Managerial record by team and tenure
| Team | Nat | From | To | Record |  |  |  |  |  |  |  |
| G | W | D | L | Win % |
| Denizlispor | Turkey | 5 September 1996 | 14 November 1996 | 10 | 2 | 3 | 5 | 020.00 |
| Yeni Salihlispor | Turkey | 11 September 1997 | 31 May 1998 | 32 | 12 | 7 | 13 | 037.50 |
| Denizlispor | Turkey | 1 August 1998 | 31 May 1999 | 38 | 24 | 6 | 8 | 063.16 |
| Ankaragücü | Turkey | 17 July 2000 | 19 June 2002 | 73 | 34 | 16 | 23 | 046.58 |
| Gençlerbirliği | Turkey | 19 June 2002 | 15 May 2004 | 86 | 44 | 19 | 23 | 051.16 |
| Turkey | Turkey | 28 April 2004 | 8 June 2005 | 15 | 8 | 4 | 3 | 053.33 |
| Manisaspor | Turkey | 13 October 2005 | 19 March 2007 | 58 | 21 | 11 | 26 | 036.21 |
| Trabzonspor | Turkey | 27 October 2007 | 28 April 2009 | 62 | 30 | 12 | 20 | 048.39 |
| Eskişehirspor | Turkey | 2 January 2012 | 31 May 2013 | 75 | 29 | 24 | 22 | 038.67 |
| Fenerbahçe | Turkey | 28 June 2013 | 9 August 2014 | 40 | 24 | 6 | 10 | 060.00 |
| Trabzonspor | Turkey | 12 November 2014 | 2 July 2015 | 36 | 17 | 9 | 10 | 047.22 |
| Trabzonspor | Turkey | 1 June 2016 | 16 October 2017 | 50 | 20 | 15 | 15 | 040.00 |
| Fenerbahçe | Turkey | 14 December 2018 | 3 March 2020 | 56 | 27 | 15 | 14 | 048.21 |
| Antalyaspor | Turkey | 11 November 2020 | 4 October 2021 | 46 | 14 | 16 | 16 | 030.43 |
| Alanyaspor | Turkey | 27 February 2023 | 19 April 2023 | 7 | 2 | 1 | 4 | 028.57 |
| Total |  |  |  | 683 | 307 | 164 | 212 | 044.95 |

== Honours ==
===Managerial honours===
- Fenerbahçe
- Süper Lig (1): 2013–14

=== Individual honours ===
- Turkish Manager of the Year: 2014

== Management style ==
Yanal is known for playing a self-destructive tactic of going all out on attack and leaving huge holes in the midfield and defense.

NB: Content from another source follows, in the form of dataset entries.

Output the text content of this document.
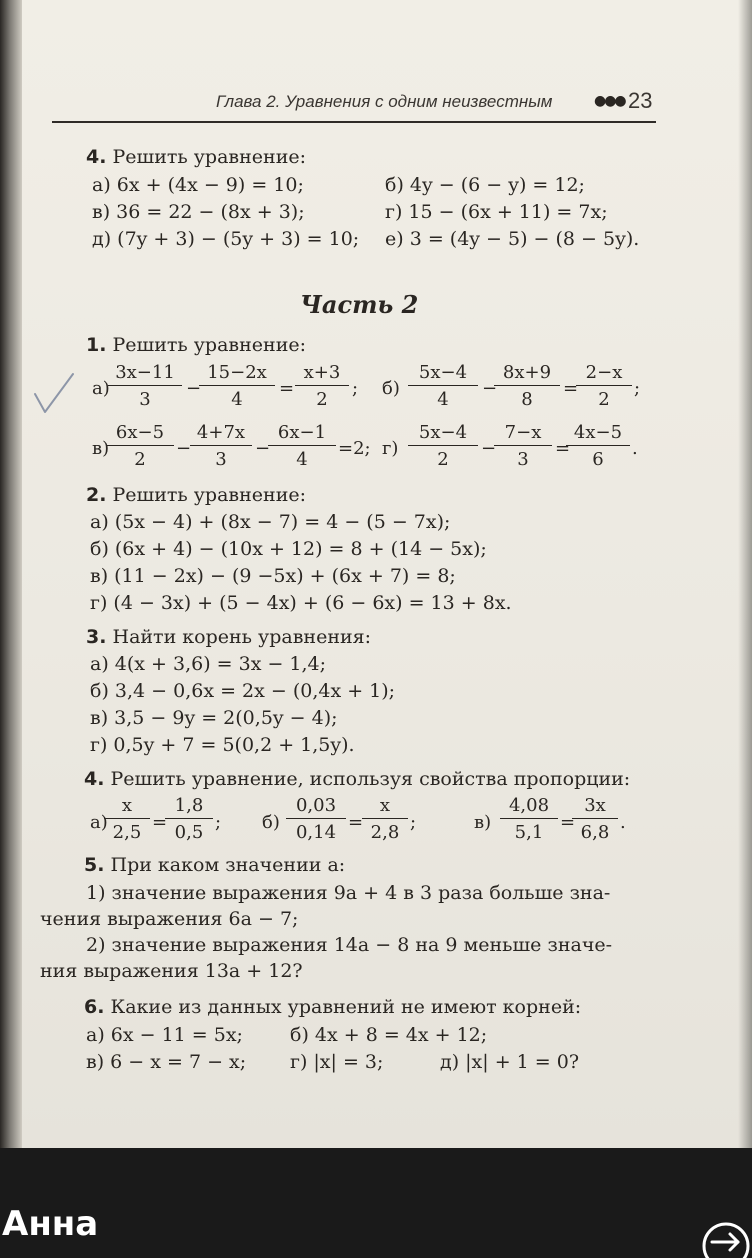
Глава 2. Уравнения с одним неизвестным	●●● 23
4. Решить уравнение:
а) 6x + (4x − 9) = 10;	б) 4y − (6 − y) = 12;
в) 36 = 22 − (8x + 3);	г) 15 − (6x + 11) = 7x;
д) (7y + 3) − (5y + 3) = 10; е) 3 = (4y − 5) − (8 − 5y).
Часть 2
1. Решить уравнение:
а)
3x−11
3
−
15−2x
4
=
x+3
2
; б)
5x−4
4
−
8x+9
8
=
2−x
2
;
в)
6x−5
2
−
4+7x
3
−
6x−1
4
=2; г)
5x−4
2
−
7−x
3
=
4x−5
6
.
2. Решить уравнение:
а) (5x − 4) + (8x − 7) = 4 − (5 − 7x);
б) (6x + 4) − (10x + 12) = 8 + (14 − 5x);
в) (11 − 2x) − (9 −5x) + (6x + 7) = 8;
г) (4 − 3x) + (5 − 4x) + (6 − 6x) = 13 + 8x.
3. Найти корень уравнения:
а) 4(x + 3,6) = 3x − 1,4;
б) 3,4 − 0,6x = 2x − (0,4x + 1);
в) 3,5 − 9y = 2(0,5y − 4);
г) 0,5y + 7 = 5(0,2 + 1,5y).
4. Решить уравнение, используя свойства пропорции:
а)
x
2,5 =
1,8
0,5 ; б)
0,03
0,14 =
x
2,8 ;	в)
4,08
5,1 =
3x
6,8 .
5. При каком значении a:
1) значение выражения 9a + 4 в 3 раза больше зна-
чения выражения 6a − 7;
2) значение выражения 14a − 8 на 9 меньше значе-
ния выражения 13a + 12?
6. Какие из данных уравнений не имеют корней:
а) 6x − 11 = 5x; б) 4x + 8 = 4x + 12;
в) 6 − x = 7 − x; г) |x| = 3;	д) |x| + 1 = 0?
Анна
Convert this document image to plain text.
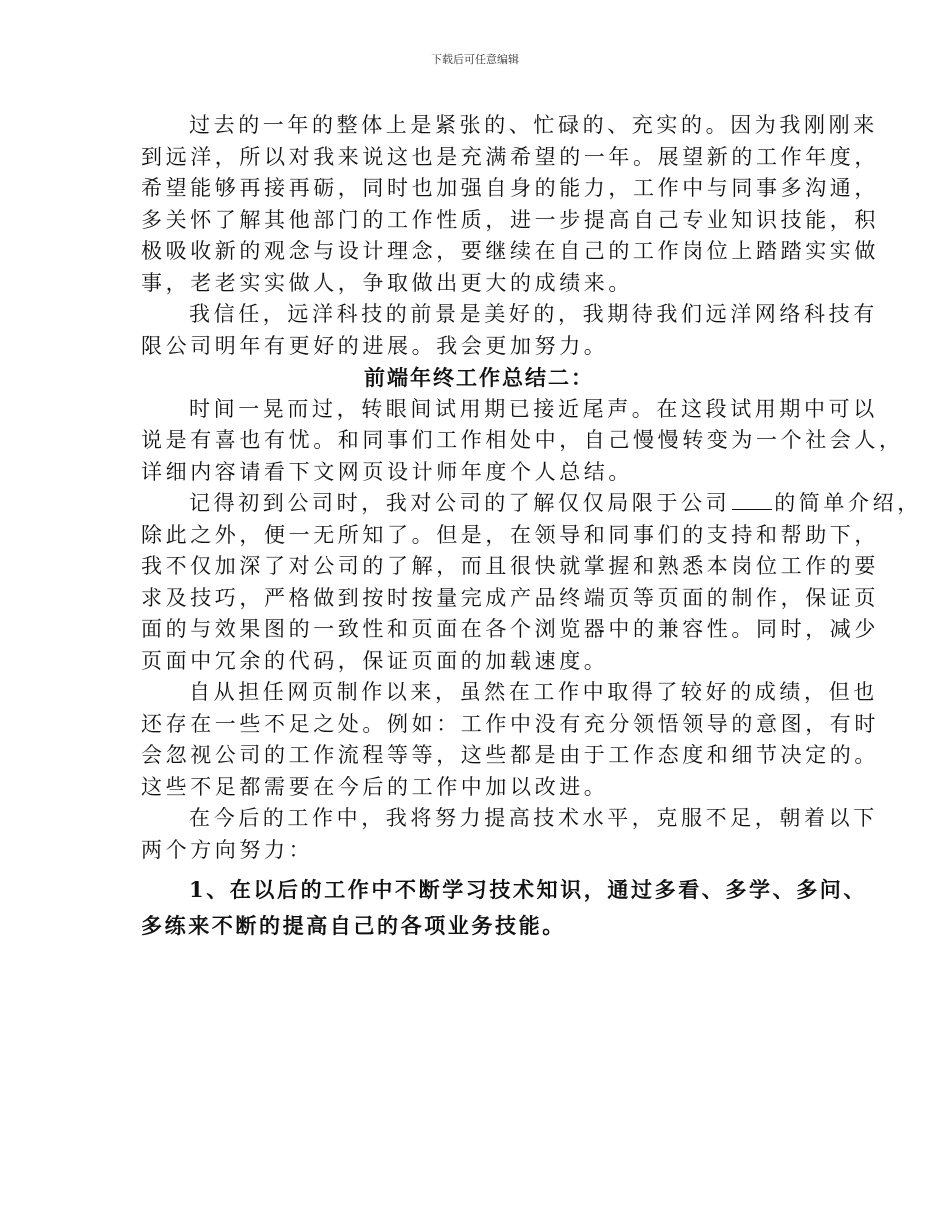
下载后可任意编辑
过去的一年的整体上是紧张的、忙碌的、充实的。因为我刚刚来
到远洋，所以对我来说这也是充满希望的一年。展望新的工作年度，
希望能够再接再砺，同时也加强自身的能力，工作中与同事多沟通，
多关怀了解其他部门的工作性质，进一步提高自己专业知识技能，积
极吸收新的观念与设计理念，要继续在自己的工作岗位上踏踏实实做
事，老老实实做人，争取做出更大的成绩来。
我信任，远洋科技的前景是美好的，我期待我们远洋网络科技有
限公司明年有更好的进展。我会更加努力。
前端年终工作总结二：
时间一晃而过，转眼间试用期已接近尾声。在这段试用期中可以
说是有喜也有忧。和同事们工作相处中，自己慢慢转变为一个社会人，
详细内容请看下文网页设计师年度个人总结。
记得初到公司时，我对公司的了解仅仅局限于公司 的简单介绍，
除此之外，便一无所知了。但是，在领导和同事们的支持和帮助下，
我不仅加深了对公司的了解，而且很快就掌握和熟悉本岗位工作的要
求及技巧，严格做到按时按量完成产品终端页等页面的制作，保证页
面的与效果图的一致性和页面在各个浏览器中的兼容性。同时，减少
页面中冗余的代码，保证页面的加载速度。
自从担任网页制作以来，虽然在工作中取得了较好的成绩，但也
还存在一些不足之处。例如：工作中没有充分领悟领导的意图，有时
会忽视公司的工作流程等等，这些都是由于工作态度和细节决定的。
这些不足都需要在今后的工作中加以改进。
在今后的工作中，我将努力提高技术水平，克服不足，朝着以下
两个方向努力：
1、在以后的工作中不断学习技术知识，通过多看、多学、多问、
多练来不断的提高自己的各项业务技能。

Teams coached by Yanal are recognised for conceding almost as many goals as they scored.

==Personal life==
Yanal was born in İzmir, Turkey. He graduated from Manisa Celal Bayar University in 1984. Yanal has two kids and is married to İrem Ağan, the daughter of former CHP Bodrum Mayor Mazlum Ağan. He is of Kosovo Albanian origin.